The following year, the Australians went on tour to New Zealand. There was a boisterous crowd of 43,000 at Eden Park, Auckland, for the first One Day International of the tour. As Greg Chappell came out to bat, a crown green bowls wood was rolled from the crowd on to the outfield, mimicking what had happened at the MCG the previous year. That day, he scored a century in a losing cause.

Although both Chappell brothers have publicly stated their embarrassment, McKechnie bears no ill-will over the incident. Greg Chappell says "All my frustrations boiled over on that day", while Trevor Chappell is reluctant to talk about it. Trevor Chappell remains best remembered for the "Underarm '81" incident.

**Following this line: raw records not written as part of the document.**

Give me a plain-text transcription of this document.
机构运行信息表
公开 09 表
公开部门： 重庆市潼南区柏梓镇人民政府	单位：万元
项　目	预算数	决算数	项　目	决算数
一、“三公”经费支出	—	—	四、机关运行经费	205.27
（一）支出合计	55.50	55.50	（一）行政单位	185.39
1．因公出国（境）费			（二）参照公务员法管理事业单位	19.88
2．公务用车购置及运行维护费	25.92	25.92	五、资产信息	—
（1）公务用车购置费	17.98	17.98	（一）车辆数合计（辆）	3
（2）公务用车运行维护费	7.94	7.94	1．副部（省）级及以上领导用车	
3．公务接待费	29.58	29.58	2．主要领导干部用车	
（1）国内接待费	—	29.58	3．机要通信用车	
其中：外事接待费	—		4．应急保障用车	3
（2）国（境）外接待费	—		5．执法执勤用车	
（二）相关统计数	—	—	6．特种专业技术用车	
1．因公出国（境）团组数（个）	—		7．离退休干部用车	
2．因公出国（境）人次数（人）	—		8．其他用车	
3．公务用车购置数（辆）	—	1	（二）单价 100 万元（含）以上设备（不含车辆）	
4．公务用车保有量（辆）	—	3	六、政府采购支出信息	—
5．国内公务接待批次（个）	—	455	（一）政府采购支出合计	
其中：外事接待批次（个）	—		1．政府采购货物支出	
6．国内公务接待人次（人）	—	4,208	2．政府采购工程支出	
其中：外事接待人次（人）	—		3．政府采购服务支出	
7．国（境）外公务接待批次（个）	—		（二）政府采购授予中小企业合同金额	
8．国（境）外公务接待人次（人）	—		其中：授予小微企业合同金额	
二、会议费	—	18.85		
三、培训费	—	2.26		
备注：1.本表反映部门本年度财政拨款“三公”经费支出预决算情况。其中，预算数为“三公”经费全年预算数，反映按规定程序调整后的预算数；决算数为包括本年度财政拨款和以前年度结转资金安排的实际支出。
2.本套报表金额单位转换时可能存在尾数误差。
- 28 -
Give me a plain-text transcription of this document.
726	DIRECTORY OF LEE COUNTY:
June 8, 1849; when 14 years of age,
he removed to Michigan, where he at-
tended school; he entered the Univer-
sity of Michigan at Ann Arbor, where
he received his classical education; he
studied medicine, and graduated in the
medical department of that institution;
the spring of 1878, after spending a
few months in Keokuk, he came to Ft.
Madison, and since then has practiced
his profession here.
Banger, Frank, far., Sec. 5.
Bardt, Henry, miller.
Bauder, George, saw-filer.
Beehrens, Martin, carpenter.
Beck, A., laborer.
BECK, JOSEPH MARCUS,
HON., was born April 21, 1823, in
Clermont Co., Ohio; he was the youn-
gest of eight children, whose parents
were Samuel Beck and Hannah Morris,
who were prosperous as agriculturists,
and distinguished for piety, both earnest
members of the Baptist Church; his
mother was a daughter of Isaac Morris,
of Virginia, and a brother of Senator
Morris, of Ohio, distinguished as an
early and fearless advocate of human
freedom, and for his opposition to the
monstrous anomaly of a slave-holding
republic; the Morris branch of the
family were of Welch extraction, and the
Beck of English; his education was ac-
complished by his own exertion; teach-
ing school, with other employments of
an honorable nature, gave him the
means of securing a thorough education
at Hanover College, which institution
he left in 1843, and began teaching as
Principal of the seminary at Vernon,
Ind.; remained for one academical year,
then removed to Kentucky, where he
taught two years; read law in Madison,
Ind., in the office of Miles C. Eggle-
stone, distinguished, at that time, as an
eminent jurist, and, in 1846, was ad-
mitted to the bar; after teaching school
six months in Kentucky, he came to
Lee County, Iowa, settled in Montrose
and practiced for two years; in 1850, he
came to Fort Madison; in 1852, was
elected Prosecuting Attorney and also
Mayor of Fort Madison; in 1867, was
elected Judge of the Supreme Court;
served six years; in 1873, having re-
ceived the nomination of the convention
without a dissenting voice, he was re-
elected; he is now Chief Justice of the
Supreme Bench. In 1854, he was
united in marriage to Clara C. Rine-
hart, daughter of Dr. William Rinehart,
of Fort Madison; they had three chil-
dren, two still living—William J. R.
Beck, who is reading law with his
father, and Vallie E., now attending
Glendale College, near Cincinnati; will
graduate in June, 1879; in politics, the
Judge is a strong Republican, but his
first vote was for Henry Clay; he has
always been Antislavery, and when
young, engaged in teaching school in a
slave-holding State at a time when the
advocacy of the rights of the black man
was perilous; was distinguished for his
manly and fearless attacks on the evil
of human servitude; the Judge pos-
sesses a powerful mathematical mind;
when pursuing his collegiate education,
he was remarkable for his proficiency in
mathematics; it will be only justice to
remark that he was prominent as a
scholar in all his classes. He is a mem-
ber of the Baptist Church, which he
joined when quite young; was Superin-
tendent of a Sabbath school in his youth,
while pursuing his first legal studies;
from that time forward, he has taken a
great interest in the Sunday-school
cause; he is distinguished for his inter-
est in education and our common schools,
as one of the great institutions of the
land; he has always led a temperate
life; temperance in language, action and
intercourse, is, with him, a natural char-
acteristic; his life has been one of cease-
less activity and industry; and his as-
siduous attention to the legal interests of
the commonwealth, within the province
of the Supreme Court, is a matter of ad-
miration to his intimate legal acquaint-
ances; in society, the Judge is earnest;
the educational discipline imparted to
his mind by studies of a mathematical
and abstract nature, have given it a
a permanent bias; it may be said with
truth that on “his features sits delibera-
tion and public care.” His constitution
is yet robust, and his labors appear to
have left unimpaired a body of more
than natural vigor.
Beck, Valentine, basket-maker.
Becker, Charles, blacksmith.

The incident was later used to inspire an instant kiwi lottery ad that humorously depicts a rematch in which exactly the same conditions had arisen and Australia were again bowling the underarm. However, Brian McKechnie instead places his box in the way and subsequently hits a six as the ball deflects off it, resulting in embarrassment for the Australian players.

In 1993, Sir Richard Hadlee bowled the ball underarm during the Allan Border tribute match in Brisbane, causing much laughter from the crowd.

On 17 February 2005, over 24 years after the original underarm delivery, Australian fast bowler Glenn McGrath light-heartedly revisited the incident in the first ever Twenty20 international, played between Australia and New Zealand. In the last over of the match, a grinning McGrath mimed an underarm delivery to Kyle Mills, which prompted New Zealand umpire Billy Bowden to produce a mock red card. As New Zealand needed more than 44 runs to win off the last delivery, the outcome of the game was never in doubt, so it was positively received in the spirit it was intended by the crowd.

In the 2013 Australian movie Backyard Ashes, Spock rolls a can of beer along the ground to Shep before a backyard cricket match as an allusion to the incident.